コラムニストのジョン・グローガンが実体験を綴ったベストセラー・エッセイを映画化したデヴィッド・フランケル監督の『マーリー 世界一おバカな犬が教えてくれたこと』では、新婚のカップルが家庭を築き上げていく姿が、犬との関係を通して描き出される。
ともにジャーナリストとして働くジョンとジェニーは、子育ての予行演習のつもりで子犬を飼うことにする。ところがそのマーリーは、他の犬や飼い主に飛びかかり、家具を噛みちぎり、何でも食べようとするとんでもなくおバカな犬だった。
個人的なことをいえば、筆者は大の猫好きで、犬にはあまり興味がないが、だからこそ逆にこの映画を楽しめた。これは犬の映画であって、犬の映画ではない。主人公のジョンもドラマのなかで、マーリーのことを「犬ではない」と言っている。犬のしつけの基本は、まずなによりも主従関係を明確にすることだ。犬は飼い主に従わなければならない。だが、マーリーはまったく従わない。
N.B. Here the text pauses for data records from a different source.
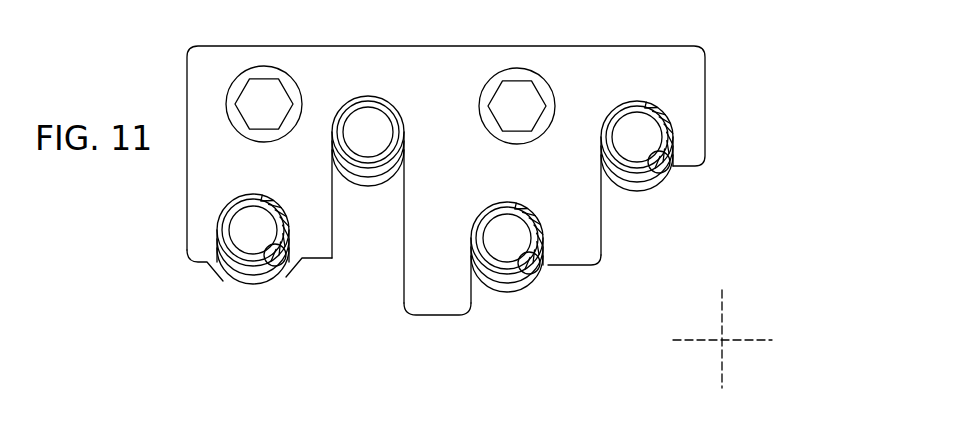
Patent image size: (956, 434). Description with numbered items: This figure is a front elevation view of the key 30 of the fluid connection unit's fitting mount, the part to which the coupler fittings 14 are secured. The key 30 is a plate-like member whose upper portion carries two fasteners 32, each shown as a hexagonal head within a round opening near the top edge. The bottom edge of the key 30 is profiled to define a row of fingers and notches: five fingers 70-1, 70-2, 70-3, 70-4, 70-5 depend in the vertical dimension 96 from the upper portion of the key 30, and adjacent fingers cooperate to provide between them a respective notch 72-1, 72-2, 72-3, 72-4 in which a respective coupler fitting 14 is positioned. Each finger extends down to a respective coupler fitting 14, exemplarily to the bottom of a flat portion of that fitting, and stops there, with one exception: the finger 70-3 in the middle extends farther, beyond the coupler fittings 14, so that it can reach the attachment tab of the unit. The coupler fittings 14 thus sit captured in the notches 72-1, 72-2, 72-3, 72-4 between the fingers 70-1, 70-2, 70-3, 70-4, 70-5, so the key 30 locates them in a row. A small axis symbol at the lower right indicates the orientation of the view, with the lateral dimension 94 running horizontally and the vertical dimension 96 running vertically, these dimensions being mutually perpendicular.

The key 30 is at (432, 60).
The fasteners 32 is at (266, 90).
The coupler fittings 14 is at (228, 283).
The finger 70-1 is at (700, 165).
The finger 70-2 is at (574, 248).
The finger 70-3 is at (445, 316).
The finger 70-4 is at (312, 262).
The finger 70-5 is at (197, 245).
The notch 72-1 is at (650, 190).
The notch 72-2 is at (530, 290).
The notch 72-3 is at (388, 290).
The notch 72-4 is at (272, 268).
The lateral dimension 94 is at (744, 340).
The vertical dimension 96 is at (722, 358).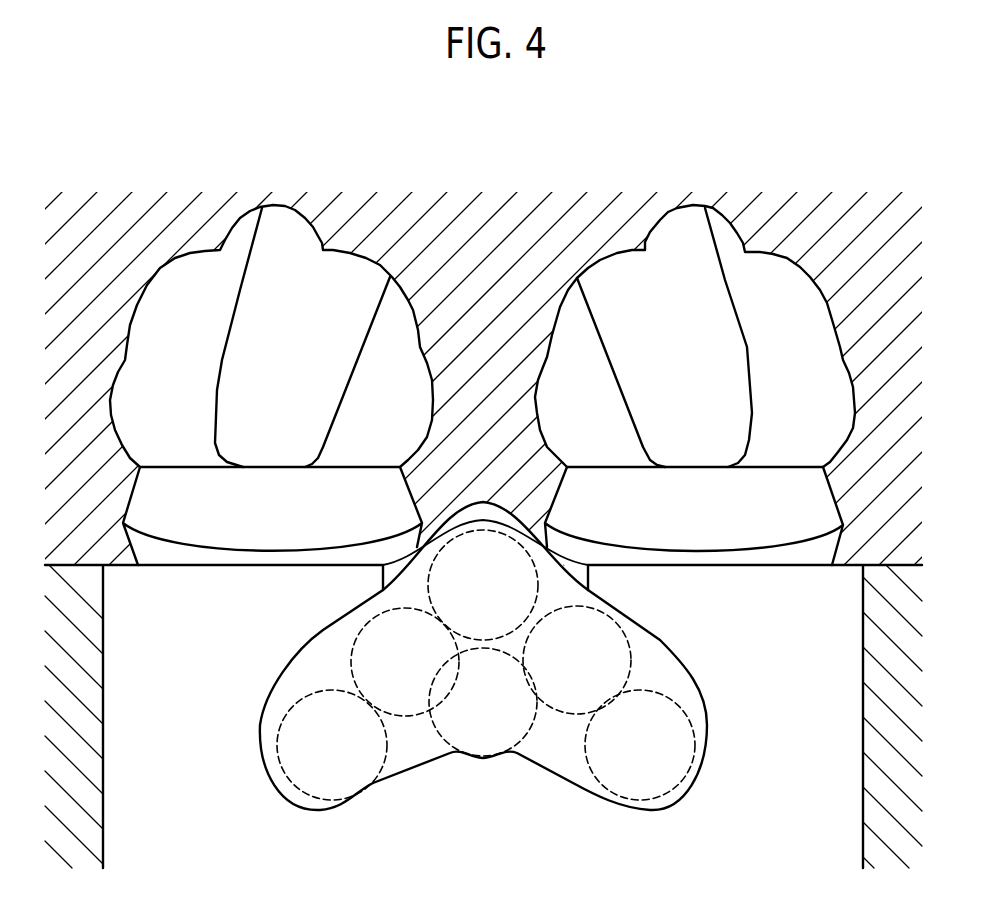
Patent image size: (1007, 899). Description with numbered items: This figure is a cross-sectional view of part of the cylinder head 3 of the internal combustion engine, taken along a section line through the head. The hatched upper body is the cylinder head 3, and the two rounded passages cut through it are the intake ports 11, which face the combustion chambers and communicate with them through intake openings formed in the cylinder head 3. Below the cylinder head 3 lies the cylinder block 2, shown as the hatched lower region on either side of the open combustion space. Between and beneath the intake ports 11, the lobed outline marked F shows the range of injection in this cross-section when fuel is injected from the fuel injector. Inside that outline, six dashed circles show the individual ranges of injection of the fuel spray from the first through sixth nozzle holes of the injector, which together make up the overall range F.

マーリーに手を焼いたジョンとジェニーが犬の訓練学校を訪れる場面では、その事実が強調されている。他の飼い主と犬の間にはしっかりとした主従関係がある。ふたりは、調教師の指導に従ってしつけをほどこそうとするが、マーリーはどちらにも従わない。そこで調教師本人が手本を示そうとするが、マーリーは彼女に飛びかかり、引きずりまわし、結局、追い出されることになる。
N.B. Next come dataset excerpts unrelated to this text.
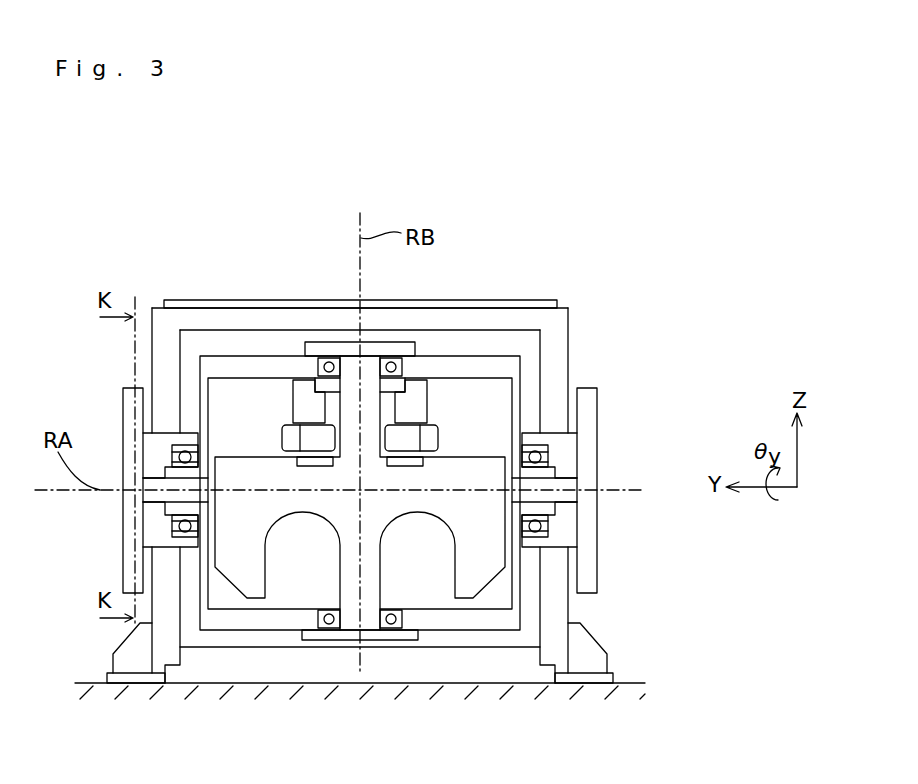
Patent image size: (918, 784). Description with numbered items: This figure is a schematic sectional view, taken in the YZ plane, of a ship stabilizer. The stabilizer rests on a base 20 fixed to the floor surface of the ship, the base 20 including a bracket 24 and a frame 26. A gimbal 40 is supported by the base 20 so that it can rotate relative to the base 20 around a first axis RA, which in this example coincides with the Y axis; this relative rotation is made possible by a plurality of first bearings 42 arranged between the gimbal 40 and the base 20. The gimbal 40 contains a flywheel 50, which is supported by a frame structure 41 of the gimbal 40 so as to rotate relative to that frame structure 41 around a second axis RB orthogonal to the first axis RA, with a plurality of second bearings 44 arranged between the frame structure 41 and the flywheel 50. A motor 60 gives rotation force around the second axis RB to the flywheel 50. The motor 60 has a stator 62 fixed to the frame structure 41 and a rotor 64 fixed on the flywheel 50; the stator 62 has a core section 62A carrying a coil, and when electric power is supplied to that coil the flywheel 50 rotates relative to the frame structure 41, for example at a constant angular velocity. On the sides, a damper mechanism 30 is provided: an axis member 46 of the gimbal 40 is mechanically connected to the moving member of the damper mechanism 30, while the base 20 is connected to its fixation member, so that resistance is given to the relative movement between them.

The base 20 is at (420, 495).
The bracket 24 is at (607, 677).
The frame 26 is at (565, 634).
The damper mechanism 30 is at (125, 400).
The gimbal 40 is at (503, 363).
The frame structure 41 is at (452, 363).
The first bearings 42 is at (545, 448).
The second bearings 44 is at (392, 362).
The axis member 46 is at (152, 482).
The flywheel 50 is at (333, 511).
The motor 60 is at (333, 326).
The stator 62 is at (292, 433).
The core section 62A is at (315, 432).
The rotor 64 is at (297, 463).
この映画では、マーリーが主従関係を通して一家に貢献することはまったくないが、犬ではないことこそが意味を持つ。ジョンとジェニーは、仕事や出産、子育てなどをめぐって、何度となく壁にぶつかる。だが彼らは、自分たちの思い通りにはならないことでも、そこに大きな喜びがあるのを無意識のうちにマーリーから学んでいるのだ。